When Did My Teen Become a Risk Taker?

6:10 am:

“I’ll just tell Lindsay you’ve shattered my dreams again!”

And with that, Daughter #1 stomps off to her room.

Let me rewind how my morning started.

6:05 am: One single sip of coffee down.

Me: Any thoughts on breakfast?

Daughter #1: No, I’m not hungry right now.

Me: OK. You don’t have to eat now, you can eat later.

D1: No, I don’t have enough time to eat later! I’m hungry!

Lord, help me.

6:08 am. We’ve run through all possible breakfast options in the house. She wrinkles her nose at every single one of them. She finally settles for EM+PB+A. (English muffin with peanut butter and sliced apple on top. It’s delicious.) Side note: this child has refused to eat peanut butter for the past 2 years.

6:10 a.m.

D1: Lindsay says I can get a job pulling weeds.

Me: Oh?

D1 is soon to be 15 and hell-bent on getting a summer job.

D1: You spend all day pulling weeds and they pay you $50 for the day!

Me, in my head in a snarky voice: $50 for a day’s work, ho-kaaaay.

Me, out loud: Where is this?

D1: Somewhere out by Lindsay’s.

Note: Lindsay lives 35 minutes away. In the middle of NOWHERE. This is already a non-starter.

D1: But they bus you to the place to work.

RED FLAG! RED FLAG!  RED FLAG!

Me: Sorry, honey. That’s not happening. It’s not safe to have teens bussed someplace to work.

D1: What’s wrong with it?

Me, not sugar-coating anything: There are some human trafficking operations that use set-ups like this to entice teens.And we live in a state with the nation’s 2nd highest incidents of human trafficking. It’s just not safe.

Cue the “shattering” of her dreams and the stomping feet.

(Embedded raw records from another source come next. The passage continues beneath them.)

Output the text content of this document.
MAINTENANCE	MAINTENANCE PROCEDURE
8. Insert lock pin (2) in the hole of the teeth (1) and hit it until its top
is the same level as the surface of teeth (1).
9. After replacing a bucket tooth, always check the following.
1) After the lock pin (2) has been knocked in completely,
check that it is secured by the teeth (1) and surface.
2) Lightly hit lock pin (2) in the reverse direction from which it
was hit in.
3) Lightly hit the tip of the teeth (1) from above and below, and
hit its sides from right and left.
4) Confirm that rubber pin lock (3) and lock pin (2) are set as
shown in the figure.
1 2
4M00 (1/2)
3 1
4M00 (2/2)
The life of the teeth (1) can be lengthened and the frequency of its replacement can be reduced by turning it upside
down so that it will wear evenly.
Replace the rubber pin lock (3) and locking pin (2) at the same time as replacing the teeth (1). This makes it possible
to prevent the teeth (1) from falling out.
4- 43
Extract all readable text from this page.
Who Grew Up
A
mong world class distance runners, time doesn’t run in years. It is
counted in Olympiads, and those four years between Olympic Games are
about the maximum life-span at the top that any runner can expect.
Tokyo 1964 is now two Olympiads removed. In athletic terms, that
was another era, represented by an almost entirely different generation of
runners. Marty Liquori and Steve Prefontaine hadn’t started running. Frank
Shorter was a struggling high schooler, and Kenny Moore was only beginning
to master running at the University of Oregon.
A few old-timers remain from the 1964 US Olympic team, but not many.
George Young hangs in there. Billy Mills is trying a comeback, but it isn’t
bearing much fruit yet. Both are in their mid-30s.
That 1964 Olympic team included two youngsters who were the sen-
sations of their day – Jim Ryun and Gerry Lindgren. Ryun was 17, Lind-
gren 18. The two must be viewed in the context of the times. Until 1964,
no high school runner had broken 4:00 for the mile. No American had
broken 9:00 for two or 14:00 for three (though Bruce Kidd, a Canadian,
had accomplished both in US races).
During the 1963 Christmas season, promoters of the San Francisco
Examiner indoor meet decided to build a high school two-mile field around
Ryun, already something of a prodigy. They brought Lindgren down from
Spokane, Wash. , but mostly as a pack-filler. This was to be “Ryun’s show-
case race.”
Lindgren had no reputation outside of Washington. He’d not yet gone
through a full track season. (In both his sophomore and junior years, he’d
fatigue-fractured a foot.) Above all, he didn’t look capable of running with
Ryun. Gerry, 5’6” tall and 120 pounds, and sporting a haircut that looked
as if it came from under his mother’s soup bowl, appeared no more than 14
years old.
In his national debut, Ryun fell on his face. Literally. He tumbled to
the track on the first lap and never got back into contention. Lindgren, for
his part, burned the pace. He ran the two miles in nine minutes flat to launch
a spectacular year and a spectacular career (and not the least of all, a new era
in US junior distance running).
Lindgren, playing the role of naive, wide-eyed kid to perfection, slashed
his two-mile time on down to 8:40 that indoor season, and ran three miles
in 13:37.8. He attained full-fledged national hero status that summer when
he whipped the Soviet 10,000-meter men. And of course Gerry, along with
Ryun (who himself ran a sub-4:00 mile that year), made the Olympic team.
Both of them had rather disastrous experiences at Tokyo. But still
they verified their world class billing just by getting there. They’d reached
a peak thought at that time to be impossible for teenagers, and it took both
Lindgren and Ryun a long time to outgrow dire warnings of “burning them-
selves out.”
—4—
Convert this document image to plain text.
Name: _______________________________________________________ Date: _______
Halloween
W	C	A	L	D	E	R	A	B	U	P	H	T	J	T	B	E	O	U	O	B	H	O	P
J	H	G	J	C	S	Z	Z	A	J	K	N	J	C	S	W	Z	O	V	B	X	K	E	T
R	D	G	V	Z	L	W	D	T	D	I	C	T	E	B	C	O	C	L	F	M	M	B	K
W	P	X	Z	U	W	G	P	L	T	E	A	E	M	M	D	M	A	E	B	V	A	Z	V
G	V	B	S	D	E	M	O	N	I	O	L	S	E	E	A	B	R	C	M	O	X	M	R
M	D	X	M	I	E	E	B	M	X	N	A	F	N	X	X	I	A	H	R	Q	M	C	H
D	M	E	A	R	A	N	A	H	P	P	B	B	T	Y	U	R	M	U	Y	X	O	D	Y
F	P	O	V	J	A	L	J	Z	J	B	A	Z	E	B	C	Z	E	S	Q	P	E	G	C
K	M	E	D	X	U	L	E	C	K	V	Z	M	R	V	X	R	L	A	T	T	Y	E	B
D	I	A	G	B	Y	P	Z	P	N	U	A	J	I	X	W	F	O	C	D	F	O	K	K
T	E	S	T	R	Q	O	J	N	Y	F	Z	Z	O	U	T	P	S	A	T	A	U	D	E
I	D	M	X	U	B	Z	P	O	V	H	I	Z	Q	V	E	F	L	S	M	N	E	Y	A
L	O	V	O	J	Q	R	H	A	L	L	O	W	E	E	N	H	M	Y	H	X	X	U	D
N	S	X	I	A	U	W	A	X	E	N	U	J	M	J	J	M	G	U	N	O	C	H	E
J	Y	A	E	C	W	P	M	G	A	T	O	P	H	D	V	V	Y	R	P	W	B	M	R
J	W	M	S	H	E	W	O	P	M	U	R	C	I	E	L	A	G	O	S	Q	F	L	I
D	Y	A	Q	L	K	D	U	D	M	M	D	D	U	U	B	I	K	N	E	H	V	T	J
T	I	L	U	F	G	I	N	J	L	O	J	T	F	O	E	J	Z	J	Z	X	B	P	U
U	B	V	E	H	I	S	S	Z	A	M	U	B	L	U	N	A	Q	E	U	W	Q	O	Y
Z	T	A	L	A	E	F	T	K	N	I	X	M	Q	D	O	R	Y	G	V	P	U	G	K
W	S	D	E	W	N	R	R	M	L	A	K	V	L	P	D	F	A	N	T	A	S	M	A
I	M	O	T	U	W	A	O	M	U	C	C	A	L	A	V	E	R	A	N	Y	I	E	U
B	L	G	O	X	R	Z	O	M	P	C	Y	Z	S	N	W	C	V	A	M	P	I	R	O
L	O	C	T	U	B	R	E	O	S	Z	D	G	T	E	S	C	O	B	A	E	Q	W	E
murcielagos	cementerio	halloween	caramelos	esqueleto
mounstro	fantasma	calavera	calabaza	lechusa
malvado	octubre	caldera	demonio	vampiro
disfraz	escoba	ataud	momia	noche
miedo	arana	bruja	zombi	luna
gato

Eventually, when she’ll calm down, she’ll realize I’m right. I’m protecting her, playing the parent card.  But what is turning my risk-averse teen, the one who has to comment on every child riding a bike without a helmet, to be willing to throw caution out the window over this?

Turns out it’s peer influence and biology.

According to Nina S. Mounts, Ph.D. in Psychology Today, “So we have changes in the brain during early adolescence that make teens more focused on the rewards of peers and being included in peer activities. This increased focus on peers occurs during a time when the PFC (prefrontal cortex) is not yet ready to assist in mature self-regulation. These factors provide a “perfect storm” of opportunities for risky behavior.” This is why car accidents have remained the leading cause of teenage death for years.

Our teens are naturally disposed to take risks.  Some risks you stop dead in their tracks, like this one. Others, you can facilitate in safer, sensation-seeking environments, like zip line or rock climbing. Still others- like whether or not she should text that cute boy in math class-you let them take, and be there to pick up any shattered pieces that may fall.

Footnote: Turns out this job is legit. It’s a farmer friend of Lindsay’s parents. But it’s still a “no” for Daughter #1.  Two hours a day driving her to and from a job when there’s plenty of work here at home, if she really wants to earn some cash?  Yeah, you know how that goes.